‘They’re a rotten crowd,’ I shouted across the lawn. ‘You’re worth the whole damn bunch put together.’
Beautiful words describing shallow people. This seems to be the consensus of many readers of F. Scott Fitzgerald’s short novel The Great Gatsby. They’re not wrong. His characters of the Jazz Age have major flaws and many are not likeable. After several decades since reading it the first time; however, Nick Carraway’s above words jumped out at me. Something about Jay Gatsby makes him great. Maybe it’s the way he stares across the water at the green dock light. Maybe it’s his new-fangled yellow automobile. Maybe it’s his naïve idea that money can buy him love. Or perhaps it’s just the way he calls everyone “old sport”. Regardless of the reason, I’m glad Carraway got to say those words to him.

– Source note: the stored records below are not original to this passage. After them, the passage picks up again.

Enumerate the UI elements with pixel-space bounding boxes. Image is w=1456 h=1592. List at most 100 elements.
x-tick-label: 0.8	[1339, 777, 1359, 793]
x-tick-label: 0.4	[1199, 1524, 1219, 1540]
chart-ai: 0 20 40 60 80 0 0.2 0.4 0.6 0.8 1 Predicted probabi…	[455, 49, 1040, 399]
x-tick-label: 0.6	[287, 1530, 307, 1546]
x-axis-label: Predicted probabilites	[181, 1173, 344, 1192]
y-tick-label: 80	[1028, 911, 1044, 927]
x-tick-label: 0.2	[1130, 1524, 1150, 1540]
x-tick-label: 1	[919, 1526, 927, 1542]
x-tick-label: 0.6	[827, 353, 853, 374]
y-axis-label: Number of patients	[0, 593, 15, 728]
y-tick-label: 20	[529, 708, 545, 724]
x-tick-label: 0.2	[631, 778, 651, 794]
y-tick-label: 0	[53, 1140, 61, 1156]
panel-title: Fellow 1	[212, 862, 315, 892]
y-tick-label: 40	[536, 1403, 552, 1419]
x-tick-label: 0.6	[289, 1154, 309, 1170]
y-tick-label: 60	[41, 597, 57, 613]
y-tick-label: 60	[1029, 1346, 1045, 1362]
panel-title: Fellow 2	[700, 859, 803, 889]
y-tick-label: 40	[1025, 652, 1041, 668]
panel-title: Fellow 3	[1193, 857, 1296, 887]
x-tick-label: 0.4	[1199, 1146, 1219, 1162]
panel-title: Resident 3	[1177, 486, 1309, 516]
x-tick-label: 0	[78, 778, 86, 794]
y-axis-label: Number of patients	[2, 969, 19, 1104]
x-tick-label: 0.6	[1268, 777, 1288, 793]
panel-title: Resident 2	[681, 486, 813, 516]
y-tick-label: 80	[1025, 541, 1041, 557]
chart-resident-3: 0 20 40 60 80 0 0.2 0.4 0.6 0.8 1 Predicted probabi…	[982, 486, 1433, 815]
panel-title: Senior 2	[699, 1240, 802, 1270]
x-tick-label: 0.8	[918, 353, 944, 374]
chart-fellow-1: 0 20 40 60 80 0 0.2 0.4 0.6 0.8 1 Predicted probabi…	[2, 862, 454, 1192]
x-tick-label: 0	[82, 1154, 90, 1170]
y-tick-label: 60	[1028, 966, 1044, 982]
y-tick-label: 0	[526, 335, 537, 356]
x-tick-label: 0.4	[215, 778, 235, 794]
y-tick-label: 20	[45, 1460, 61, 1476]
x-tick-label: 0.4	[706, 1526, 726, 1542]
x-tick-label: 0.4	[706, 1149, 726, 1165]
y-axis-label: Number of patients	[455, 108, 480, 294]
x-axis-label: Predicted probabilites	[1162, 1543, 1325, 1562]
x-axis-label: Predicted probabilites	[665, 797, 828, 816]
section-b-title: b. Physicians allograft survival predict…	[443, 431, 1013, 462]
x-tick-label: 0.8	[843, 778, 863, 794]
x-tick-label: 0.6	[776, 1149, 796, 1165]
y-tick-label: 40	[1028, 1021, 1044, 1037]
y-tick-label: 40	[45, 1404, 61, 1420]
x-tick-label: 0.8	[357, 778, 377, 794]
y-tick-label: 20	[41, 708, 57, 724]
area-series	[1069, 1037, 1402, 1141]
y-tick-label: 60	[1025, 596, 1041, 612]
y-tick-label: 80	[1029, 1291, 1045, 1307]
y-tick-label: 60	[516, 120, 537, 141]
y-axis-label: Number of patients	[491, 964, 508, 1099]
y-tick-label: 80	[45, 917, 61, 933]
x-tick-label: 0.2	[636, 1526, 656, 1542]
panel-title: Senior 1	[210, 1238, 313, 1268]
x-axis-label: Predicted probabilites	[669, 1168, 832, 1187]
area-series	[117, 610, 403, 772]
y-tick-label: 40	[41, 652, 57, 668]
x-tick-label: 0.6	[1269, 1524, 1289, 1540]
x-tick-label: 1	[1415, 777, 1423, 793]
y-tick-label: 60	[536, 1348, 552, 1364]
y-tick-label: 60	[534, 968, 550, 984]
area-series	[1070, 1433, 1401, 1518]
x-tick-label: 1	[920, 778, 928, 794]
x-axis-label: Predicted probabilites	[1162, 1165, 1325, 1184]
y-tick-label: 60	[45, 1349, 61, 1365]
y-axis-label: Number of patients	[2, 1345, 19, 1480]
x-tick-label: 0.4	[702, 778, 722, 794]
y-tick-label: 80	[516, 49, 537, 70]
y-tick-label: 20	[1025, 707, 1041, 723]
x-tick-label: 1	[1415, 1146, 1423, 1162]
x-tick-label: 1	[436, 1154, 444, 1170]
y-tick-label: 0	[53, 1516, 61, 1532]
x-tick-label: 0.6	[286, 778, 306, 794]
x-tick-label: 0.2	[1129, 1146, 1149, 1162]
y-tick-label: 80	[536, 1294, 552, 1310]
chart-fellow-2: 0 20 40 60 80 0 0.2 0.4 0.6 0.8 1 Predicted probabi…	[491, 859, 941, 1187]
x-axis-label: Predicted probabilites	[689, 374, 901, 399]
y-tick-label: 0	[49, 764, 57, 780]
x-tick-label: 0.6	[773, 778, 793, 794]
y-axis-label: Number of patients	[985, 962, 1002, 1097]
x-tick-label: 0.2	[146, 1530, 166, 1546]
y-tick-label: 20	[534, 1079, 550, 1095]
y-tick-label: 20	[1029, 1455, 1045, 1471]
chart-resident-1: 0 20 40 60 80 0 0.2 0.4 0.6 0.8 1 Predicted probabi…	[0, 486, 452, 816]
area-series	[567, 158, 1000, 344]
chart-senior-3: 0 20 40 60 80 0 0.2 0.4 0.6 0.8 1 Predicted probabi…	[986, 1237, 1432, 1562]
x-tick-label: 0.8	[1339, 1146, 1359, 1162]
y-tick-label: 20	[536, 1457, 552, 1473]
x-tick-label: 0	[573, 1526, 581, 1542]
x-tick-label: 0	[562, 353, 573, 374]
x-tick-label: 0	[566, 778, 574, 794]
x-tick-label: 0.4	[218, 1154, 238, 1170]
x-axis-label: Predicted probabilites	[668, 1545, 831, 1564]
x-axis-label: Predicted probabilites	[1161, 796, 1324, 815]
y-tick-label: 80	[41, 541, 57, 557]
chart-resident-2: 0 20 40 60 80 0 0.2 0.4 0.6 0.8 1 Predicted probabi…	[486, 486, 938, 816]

And speaking of Nick Carraway, he’s one of my favorite side kicks. He’s the quintessential observer – ever so slightly detached that one thinks maybe he’ll get away from Gatsby’s tragic circumstances only partially scathed. At least one hopes. His moral compass isn’t completely broken.
The greed that undergirds the bright lights and the big parties can make this a tough book to admire. By the end of my second reading, I’m convinced Fitzgerald is not attempting to glorify corruption. He’s taking a snapshot of the world in which he lived. A world where greed outshines the empty eyes of Dr. T. J. Eckleburg.